So that we may recognise each other in this world’s wilderness, we will wear in our button-holes and in our bodices that blue flower which grows in the streams of Alsace-Lorraine, the forget-me-not!
And we shall vanish, one by one, disappearing with the dying century, that is, unless some surprise of sudden war, such as one must expect from William II, should cure us of our antiquated attitude.
Need I speak of these rumours of disarmament, wherewith the German Press now seeks to lull us, rumours which spread the more persistently since, at last, we have come to believe in our armaments?
“Germany is satisfied and seeks no further conquests,” says William II. But does it follow that we also should be satisfied with the bitter memories of our defeats, and resolved that, no matter what may happen, we shall never object to Prussia’s victories? I never forget that William II, as a Prince, in his grandfather’s time, said, “When I come to the Throne I shall do my best to make dupes.” This rumour of disarmament is part of his dupe-making. The real William reveals himself in his true colours when he awakens his aide-de-camp in the middle of the night, to go and pay a surprise visit to the garrison at Hanover.

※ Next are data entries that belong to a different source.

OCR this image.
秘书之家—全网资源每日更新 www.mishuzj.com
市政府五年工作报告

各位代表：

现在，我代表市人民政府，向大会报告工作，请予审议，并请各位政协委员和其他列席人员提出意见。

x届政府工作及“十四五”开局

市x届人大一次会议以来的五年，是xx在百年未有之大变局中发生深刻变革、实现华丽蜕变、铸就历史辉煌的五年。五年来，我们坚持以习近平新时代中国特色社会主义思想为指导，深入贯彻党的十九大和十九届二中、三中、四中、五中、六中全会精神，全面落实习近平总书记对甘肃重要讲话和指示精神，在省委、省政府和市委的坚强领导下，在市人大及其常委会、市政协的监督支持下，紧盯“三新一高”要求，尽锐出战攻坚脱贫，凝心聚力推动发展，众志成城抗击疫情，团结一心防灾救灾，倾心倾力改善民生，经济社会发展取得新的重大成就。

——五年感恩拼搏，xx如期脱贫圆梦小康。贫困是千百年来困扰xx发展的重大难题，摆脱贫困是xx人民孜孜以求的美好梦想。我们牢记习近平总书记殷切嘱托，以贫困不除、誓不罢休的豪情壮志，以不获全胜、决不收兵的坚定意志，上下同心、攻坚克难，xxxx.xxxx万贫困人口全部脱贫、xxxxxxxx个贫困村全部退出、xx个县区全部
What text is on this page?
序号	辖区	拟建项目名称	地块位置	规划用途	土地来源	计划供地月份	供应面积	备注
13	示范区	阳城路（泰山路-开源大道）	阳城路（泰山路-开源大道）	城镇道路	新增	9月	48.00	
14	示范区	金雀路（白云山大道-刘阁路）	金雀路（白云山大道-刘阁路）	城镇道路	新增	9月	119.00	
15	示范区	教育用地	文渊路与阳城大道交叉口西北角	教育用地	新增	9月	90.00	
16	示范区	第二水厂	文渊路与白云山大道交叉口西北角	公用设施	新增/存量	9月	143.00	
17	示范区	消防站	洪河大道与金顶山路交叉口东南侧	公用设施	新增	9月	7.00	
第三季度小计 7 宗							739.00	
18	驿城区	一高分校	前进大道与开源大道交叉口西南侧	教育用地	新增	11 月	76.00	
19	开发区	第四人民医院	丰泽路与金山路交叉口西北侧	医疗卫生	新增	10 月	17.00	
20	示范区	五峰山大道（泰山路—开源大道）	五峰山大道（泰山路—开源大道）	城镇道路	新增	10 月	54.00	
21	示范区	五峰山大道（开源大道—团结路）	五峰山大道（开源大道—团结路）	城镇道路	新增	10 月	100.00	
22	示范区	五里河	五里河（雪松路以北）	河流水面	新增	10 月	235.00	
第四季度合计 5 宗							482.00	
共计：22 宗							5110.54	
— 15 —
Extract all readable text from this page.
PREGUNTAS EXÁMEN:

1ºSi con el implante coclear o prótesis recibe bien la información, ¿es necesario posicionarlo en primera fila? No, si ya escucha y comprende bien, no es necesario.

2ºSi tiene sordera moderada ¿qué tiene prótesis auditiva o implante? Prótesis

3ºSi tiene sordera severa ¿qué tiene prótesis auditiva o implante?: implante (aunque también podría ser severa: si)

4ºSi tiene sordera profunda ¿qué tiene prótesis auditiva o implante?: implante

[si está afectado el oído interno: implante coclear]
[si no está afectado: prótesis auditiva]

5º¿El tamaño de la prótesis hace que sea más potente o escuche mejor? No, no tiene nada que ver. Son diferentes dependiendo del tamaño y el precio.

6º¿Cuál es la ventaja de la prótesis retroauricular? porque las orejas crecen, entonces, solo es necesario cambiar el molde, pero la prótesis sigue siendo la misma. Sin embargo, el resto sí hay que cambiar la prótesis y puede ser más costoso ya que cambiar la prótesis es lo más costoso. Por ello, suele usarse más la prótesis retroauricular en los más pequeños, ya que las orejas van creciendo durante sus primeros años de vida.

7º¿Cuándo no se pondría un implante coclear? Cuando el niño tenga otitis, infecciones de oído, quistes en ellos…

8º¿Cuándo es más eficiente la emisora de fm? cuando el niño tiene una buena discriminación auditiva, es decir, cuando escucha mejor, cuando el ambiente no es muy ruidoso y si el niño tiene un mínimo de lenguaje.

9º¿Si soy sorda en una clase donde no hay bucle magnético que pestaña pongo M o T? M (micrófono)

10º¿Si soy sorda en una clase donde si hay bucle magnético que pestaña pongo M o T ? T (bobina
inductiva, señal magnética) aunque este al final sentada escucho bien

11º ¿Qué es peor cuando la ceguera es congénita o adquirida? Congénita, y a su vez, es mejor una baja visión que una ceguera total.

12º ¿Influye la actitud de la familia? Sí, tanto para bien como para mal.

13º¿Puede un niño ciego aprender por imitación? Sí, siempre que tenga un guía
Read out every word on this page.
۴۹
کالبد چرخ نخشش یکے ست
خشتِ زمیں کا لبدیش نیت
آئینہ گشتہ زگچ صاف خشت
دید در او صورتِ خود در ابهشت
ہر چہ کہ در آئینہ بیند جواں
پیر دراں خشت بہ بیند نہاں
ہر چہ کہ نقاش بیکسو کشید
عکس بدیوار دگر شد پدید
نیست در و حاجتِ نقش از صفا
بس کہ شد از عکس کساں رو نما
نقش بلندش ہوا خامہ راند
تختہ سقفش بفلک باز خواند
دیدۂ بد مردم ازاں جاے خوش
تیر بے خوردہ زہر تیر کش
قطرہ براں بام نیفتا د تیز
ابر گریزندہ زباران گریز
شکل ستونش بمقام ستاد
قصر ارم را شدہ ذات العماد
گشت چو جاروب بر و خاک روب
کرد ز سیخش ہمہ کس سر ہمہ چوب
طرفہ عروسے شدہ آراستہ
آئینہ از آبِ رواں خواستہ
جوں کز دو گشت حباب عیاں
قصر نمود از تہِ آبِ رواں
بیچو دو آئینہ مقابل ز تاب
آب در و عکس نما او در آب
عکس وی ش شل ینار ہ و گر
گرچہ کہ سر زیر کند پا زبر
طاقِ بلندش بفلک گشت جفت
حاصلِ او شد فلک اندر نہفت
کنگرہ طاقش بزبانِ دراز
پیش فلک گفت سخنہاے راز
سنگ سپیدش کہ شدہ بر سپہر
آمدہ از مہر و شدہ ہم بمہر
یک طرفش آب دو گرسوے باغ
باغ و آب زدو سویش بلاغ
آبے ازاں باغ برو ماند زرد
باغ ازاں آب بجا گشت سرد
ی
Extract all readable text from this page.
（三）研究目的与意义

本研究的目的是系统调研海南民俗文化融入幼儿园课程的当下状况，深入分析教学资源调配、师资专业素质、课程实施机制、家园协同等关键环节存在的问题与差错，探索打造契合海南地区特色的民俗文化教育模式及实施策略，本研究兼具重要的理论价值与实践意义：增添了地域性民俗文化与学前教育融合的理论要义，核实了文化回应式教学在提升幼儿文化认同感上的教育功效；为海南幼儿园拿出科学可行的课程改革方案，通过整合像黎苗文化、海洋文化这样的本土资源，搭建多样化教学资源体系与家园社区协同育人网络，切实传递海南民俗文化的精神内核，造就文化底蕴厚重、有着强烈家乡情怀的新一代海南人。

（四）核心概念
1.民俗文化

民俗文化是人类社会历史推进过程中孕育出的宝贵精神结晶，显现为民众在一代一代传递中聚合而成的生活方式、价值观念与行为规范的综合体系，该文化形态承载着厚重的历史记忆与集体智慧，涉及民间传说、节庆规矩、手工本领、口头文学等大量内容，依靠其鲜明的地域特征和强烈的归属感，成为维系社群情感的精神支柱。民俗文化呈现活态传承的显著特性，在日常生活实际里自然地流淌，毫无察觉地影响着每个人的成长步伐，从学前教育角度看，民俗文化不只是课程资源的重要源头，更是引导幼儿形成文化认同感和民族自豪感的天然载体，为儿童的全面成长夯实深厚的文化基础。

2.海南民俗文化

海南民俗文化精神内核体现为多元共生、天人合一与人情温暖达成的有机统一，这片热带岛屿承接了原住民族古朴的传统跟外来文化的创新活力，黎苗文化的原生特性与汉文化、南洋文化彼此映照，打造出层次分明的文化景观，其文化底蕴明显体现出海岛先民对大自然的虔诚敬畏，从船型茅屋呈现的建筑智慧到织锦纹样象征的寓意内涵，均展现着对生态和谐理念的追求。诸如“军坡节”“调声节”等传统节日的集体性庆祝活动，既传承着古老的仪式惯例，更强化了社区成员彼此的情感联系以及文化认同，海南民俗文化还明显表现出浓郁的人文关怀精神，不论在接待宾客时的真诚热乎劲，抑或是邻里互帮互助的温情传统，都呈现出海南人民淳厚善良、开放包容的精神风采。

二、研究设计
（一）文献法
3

In Militarism the German Emperor finds his complete expression and the emblem of his character. His empire is not a centralised empire and only the army holds it together.
And for this reason William has favoured the army this year at the expense of all the other public services, by increasing its peace-footing strength and the number of its officers, by ordering more than two hundred locomotives and a corresponding amount of rolling stock intended to expedite mobilisation. Seventy new batteries have been formed. The artillery has been furnished with new ammunition, the infantry with new weapons, and the strategic network of railways has been completed!
Abroad, every one, friends and enemies alike, think as I do on the subject of disarmament.
“This plaything of William the Second’s leisure moments,” says The Standard (although a fervent admirer of Queen Victoria’s grandson), “this disarmament idea, is a myth.” Our faithful and loyal supporter, the Sviet, says the same thing: “Disarmament is a myth, Germany talks of it unceasingly, but she strengthens her frontiers, east and west. On the north,” adds the Russian organ, “she is converting Heligoland into a fortress; on the south-east, she is increasing the defences of Breslau, and holds in readiness two thousand axle-trees of the width of the Russian railways.”
It is only in France that a few up-to-date journalists take this disarmament talk of the German Emperor quite seriously. To them, we may reply by a quotation from the official organ of the “great German.”
“The course of historic events,” says the Hamburger Nachrichten, “is opposed to any realisation of the idea of disarmament, and justifies the opinion expressed by Von Moltke, who declared war to be in reality a necessary element in the order of things, of itself natural and divine, which humanity can never give up without becoming stagnant and submitting to moral and physical ruin.”